This is an important distinction because it establishes an independent economic signal for the ownership of the land, thus a lower land assessment per acre signals a less desirable parcel, but a higher assessment per acre signals a more desirable parcel (if we were to use the assessor’s valuation as the basis for market price).
Many factors affect the land’s actual value, but land assessment can show us how governments view their value. Tompkins County assesses land values separately from the total assessment value, so when we look at our property tax assessment, there are two components: land assessment, and total assessment. Land assessment is lumped-in with total assessment, so if you subtract land assessment from the total, you get the assessed value of everything but the land.
The City and County both tax a flat rate on the total assessment. Unfortunately, it is not a split-rate system. What’s a split-rate? It’s when you shift the tax burden from the building assessment to the land assessment. Why would you do this? If more land is more expensive to hold, and more building is less expensive to hold, then you end up with more building on less land, meaning greater density. Density is important because it’s generally less expensive for cities to provide services to: fire trucks have fewer roads to travel, shorter water and sewer pipes provide more service to a greater number of people, fewer roads mean less potholes to fix, etcetera. Density also pays a greater share of tax revenue per acre. A one-family suburban-style home on one acre will pay less than a 30-unit garden style apartment complex on one acre. Cities rely on density for tax revenue.
From an urban design standpoint, there are also criticisms of taxing the non-land portion, since a higher finish-grade building will get taxed more than a lower finish-grade building since it has a higher value, meaning a higher risk for the developer (in future taxes, marginal construction expenses for higher finish-grade, and possible vacancy due to rent premiums to achieve a return on investment). It leads some developers to go with “run of the mill” designs, less expensive finishes, etc., but that’s another story. Many cities and school districts in Pennsylvania have actually turned to a split-rate system and have seen success- Pittsburgh is a notable example: in the midst of the steel decline, the city still fared quite well.
Henry George, an American writer and political economist from the late 1800s actually proposed that governments need only to establish a single tax on land; however, the idea never really took off in the US, but did in Denmark in 1903, and a few other countries around the world (this economic philosophy is referred to as “Georgism”).
Now the fun part: I have some images I took from a quick GIS analysis I did of Ithaca’s 2011 taxation and zoning.
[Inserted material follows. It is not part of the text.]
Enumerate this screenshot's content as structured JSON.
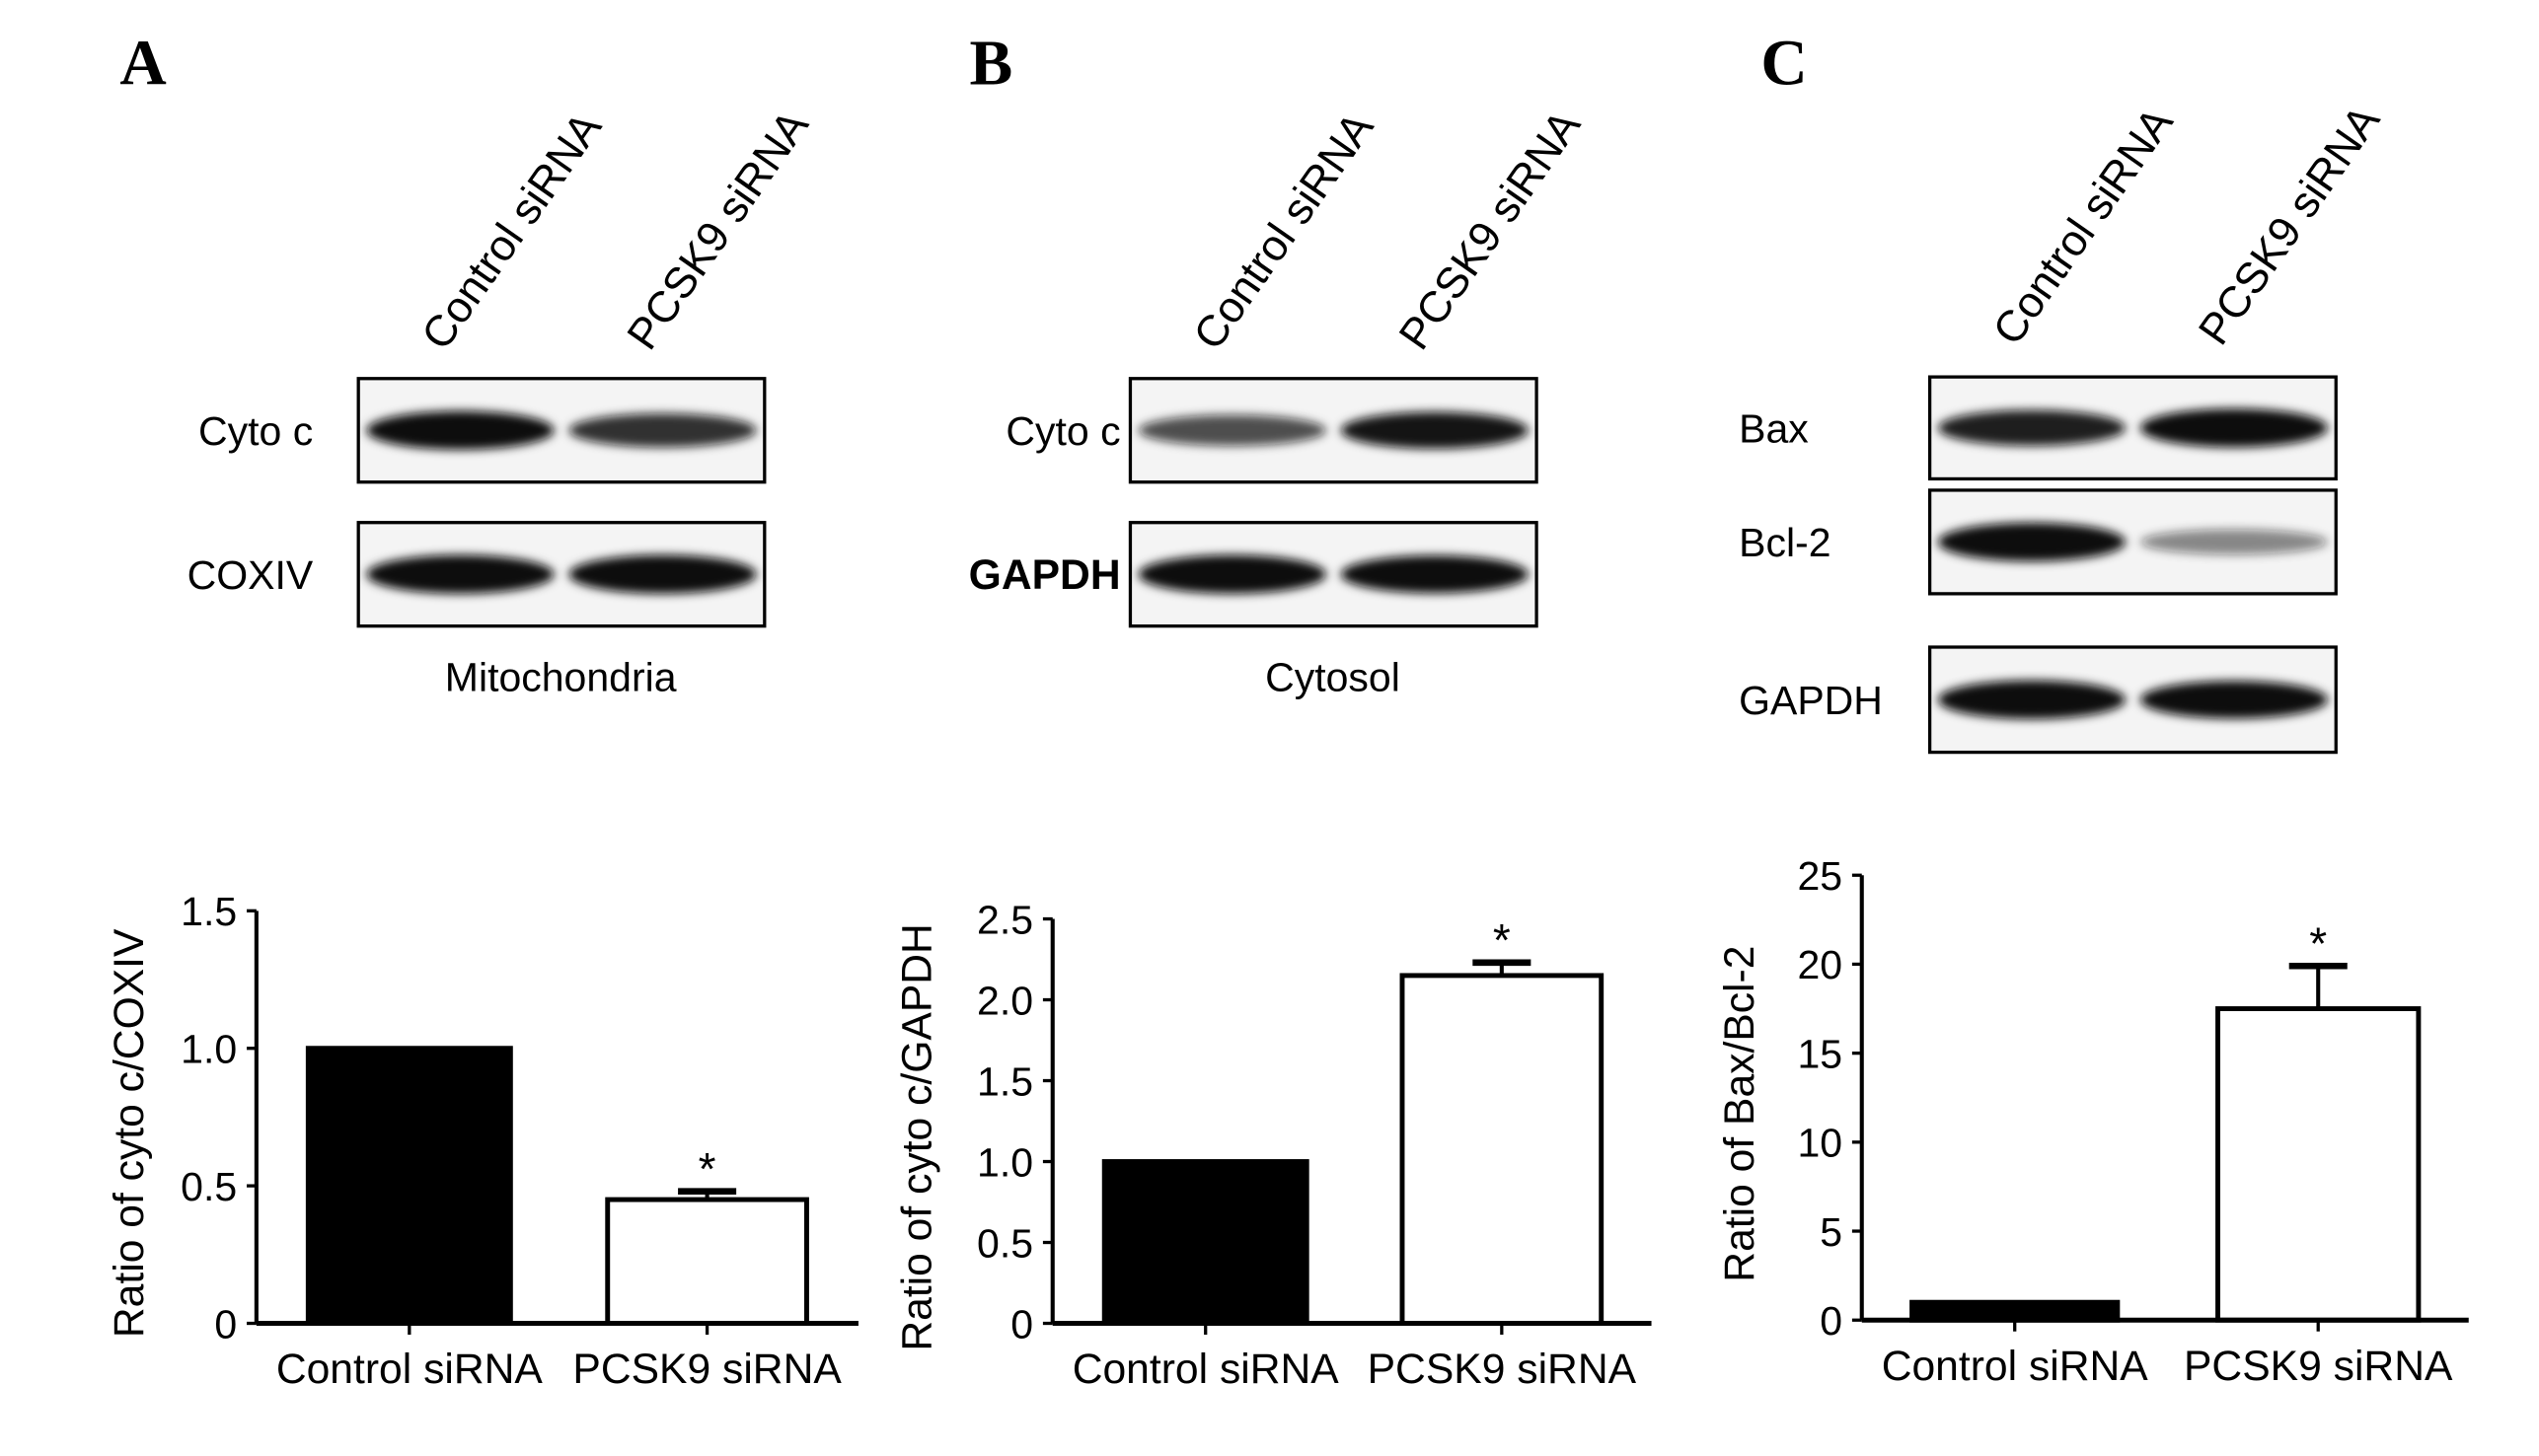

Each map is essentially a “heat map,” one for allowed maximum “zoning density,” and one for land assessment per acre. The zoning density measure is a bit crude- I just used allowed maximum building height multiplied by allowed maximum lot coverage, but it gives a rough idea of what sort of building volume is allowed on each parcel as dictated by 2011 zoning. The “zoning density” map is important to compare to the land assessment per acre map because, in a perfect and predictable world, each parcel (if flat and history and politics didn’t exist) should correlate with how it is zoned i.e., what amount of density is allowed.
There are multitudes of other considerations in deciding land assessment on each parcel and those that take the time to fight their assessment rises probably fare better, but it’s clear that there is some discrepancy. The take-home point here is that regardless of the minor discrepancies in land taxation per acre, look at the parcels where the cars go!
In 2011, Walmart’s parcel (easy target, sorry) had a land assessment of $189,000/acre and consequently paid $3,611/acre in land taxes (if we use the total millage rate in the City of Ithaca for 2011: 19.109240)…. meanwhile, let’s take one of Shortstop Deli’s parcels (the west one) and do a comparison. Shortstop’s parcel’s simple zoning density measure is less than half of Walmart’s, but its land is actually assessed at $463,776/acre, and consequently paid $8,862/acre, more than 2.4 times per acre than Walmart paid.
Unfortunately, similar comparisons yield similar results- take the William Henry Miller Inn for instance: this parcel paid just shy of $11,000/acre, and the office building next door on Aurora? Over $7,200/acre.
Obviously, these are just a few examples, but this analysis begs an important question for long term urban planning in Ithaca, i.e. How can Ithaca better achieve its desired “Smart Growth” if not enough incentives are there to do it? What are the other parts to this equation and what changes need to be made now to create the community that Ithaca wants in the future?